The other kind is “conditional parole” under section 236 of the INA, which allows DHS to release removable aliens. Conditional parole does not even convey the sort of quasi-legal status 212(d)(5)(A) parole does and is more like bond in a criminal case. In any event, DHS only has authority to release aliens arrested on warrant on conditional parole, and arrests of illegal entrants are warrantless.
Despite these limitations, the Biden administration has been monkeying around with parole, using its limited power to release tens of thousands of illegal entrants into the United States monthly (29,900 illegal entrants apprehended by Border Patrol at the Southwest border in August alone).
DHS Secretary Alejandro Mayorkas’ office told Sen. Ron Johnson (R-Wisc.) in January: “In general, [an illegal migrant] who is paroled into the United States is not placed into removal proceedings until the parole is terminated.” Notably, press reports indicate the Biden administration has been giving aliens released on parole up to a year to settle in the United States before going to ICE to receive an NTA.

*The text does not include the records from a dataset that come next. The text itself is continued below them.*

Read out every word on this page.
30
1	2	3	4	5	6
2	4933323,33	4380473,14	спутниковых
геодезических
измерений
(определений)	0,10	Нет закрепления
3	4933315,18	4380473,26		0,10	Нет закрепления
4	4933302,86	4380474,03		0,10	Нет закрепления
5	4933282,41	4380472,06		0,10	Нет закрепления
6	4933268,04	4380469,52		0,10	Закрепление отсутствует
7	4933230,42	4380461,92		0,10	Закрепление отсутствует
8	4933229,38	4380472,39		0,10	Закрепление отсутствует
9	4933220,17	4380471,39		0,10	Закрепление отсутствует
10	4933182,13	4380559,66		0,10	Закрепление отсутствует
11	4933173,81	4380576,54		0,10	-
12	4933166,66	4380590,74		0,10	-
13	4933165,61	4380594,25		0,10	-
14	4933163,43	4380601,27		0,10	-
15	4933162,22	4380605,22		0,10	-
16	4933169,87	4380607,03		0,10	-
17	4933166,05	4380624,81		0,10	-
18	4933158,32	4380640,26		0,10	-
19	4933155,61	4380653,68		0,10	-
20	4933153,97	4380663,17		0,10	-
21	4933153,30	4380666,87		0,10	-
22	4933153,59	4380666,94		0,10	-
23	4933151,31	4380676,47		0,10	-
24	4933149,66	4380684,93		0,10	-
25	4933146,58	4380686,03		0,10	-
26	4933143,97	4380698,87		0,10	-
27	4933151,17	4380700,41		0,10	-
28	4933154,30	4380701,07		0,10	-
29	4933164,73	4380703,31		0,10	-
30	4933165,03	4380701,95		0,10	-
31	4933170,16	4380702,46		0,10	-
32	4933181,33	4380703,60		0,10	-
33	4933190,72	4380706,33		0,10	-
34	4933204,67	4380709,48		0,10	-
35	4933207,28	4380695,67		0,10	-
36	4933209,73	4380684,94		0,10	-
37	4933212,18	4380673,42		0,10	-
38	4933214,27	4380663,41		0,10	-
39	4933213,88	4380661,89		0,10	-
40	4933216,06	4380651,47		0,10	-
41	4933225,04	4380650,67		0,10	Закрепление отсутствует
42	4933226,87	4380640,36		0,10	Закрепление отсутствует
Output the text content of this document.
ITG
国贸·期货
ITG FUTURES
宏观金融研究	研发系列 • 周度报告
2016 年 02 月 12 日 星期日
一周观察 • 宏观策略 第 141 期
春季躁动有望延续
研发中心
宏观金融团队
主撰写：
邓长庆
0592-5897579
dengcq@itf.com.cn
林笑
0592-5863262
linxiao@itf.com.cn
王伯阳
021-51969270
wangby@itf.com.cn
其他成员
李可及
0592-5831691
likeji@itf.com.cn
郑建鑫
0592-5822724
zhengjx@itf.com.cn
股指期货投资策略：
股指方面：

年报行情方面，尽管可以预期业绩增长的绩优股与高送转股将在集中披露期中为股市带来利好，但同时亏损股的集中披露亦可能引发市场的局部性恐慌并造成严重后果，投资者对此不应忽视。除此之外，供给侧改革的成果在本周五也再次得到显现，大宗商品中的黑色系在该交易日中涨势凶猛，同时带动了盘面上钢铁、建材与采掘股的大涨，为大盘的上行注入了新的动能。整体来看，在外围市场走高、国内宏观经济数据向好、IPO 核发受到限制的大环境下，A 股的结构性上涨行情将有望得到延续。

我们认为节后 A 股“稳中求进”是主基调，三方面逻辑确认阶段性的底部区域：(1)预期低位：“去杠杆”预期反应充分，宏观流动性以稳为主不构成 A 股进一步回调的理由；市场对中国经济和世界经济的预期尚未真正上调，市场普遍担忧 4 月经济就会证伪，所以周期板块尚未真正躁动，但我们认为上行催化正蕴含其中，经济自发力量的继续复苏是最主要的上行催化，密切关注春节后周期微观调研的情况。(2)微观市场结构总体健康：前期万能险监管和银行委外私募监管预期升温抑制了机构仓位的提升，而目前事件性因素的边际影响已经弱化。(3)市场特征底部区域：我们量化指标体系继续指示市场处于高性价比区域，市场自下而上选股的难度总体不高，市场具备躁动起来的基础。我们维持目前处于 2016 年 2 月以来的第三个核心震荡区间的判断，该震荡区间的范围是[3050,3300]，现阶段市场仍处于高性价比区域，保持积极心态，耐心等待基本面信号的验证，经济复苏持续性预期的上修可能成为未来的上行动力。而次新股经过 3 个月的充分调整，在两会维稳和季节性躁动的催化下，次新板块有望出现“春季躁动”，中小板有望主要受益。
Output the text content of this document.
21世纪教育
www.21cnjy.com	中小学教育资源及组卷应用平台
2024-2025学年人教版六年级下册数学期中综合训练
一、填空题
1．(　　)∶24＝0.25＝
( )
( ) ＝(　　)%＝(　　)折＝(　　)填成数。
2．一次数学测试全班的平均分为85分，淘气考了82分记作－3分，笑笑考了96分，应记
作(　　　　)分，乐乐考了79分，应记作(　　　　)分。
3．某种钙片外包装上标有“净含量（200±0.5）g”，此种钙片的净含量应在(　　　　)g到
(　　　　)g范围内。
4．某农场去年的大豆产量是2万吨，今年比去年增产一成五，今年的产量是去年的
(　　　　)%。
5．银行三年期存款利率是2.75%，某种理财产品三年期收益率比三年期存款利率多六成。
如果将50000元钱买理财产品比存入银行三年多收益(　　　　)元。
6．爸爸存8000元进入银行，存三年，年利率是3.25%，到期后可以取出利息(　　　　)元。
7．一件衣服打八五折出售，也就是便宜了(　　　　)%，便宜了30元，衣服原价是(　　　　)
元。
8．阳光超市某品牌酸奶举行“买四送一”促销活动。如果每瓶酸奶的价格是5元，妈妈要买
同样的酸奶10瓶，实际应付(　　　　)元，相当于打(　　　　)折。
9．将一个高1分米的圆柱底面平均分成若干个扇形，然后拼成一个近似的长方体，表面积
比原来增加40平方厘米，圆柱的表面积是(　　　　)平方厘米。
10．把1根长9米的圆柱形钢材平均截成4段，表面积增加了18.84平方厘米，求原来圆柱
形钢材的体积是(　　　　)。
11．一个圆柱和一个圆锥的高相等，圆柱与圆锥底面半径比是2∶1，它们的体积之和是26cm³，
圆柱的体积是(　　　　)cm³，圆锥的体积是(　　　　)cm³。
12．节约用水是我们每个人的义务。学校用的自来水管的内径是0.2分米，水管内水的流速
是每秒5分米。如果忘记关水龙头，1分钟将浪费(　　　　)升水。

An argument could be made that those paroled aliens are not here “illegally”, provided they were released on 212(d)(5) parole. But that is a different situation from the one described by Hiltzik and his immigration attorney, who referenced respondents with “upcoming court dates”. That means they have been issued NTAs, and in turn means that their parole has been revoked.
Missing Court Dates. The main point of Hiltzik’s piece is that efforts by Republican governors to transport illegal entrants who were released by DHS at the Southwest border to places like Washington, D.C., New York City, Chicago, and Martha’s Vineyard is wrong and redolent of past abuses in American and world history.
That is a matter of opinion and perspective, but I do strongly question one point he makes: “The transports made it impossible for some to attend their scheduled hearings or other procedures; federal officials have suspended processing until their relocations are worked out.”
Given the fact, as noted, that delays in immigration courts are running just short of 800 days, how exactly would a bus ride of a few days or a flight to Massachusetts from Florida prevent those aliens from appearing in immigration court?
Perhaps those aliens have been served with NTAs showing that they are due in an immigration court far away from where they were sent (a questionable proposition given the number of illegal migrants who have been paroled, and the fact that DHS isn’t terminating parole until migrants are served NTAs), but they should still have plenty of time to appear.
Semantics. Respectfully, all this discussion of whether illegal entrants who have applied for asylum are “illegal immigrants” or “illegal aliens” is semantics. Most, if not all, are removable even if they cannot be removed for the time being. But then a lot of things are elided when the issue is immigration, and the media is trying to cover for a border fiasco.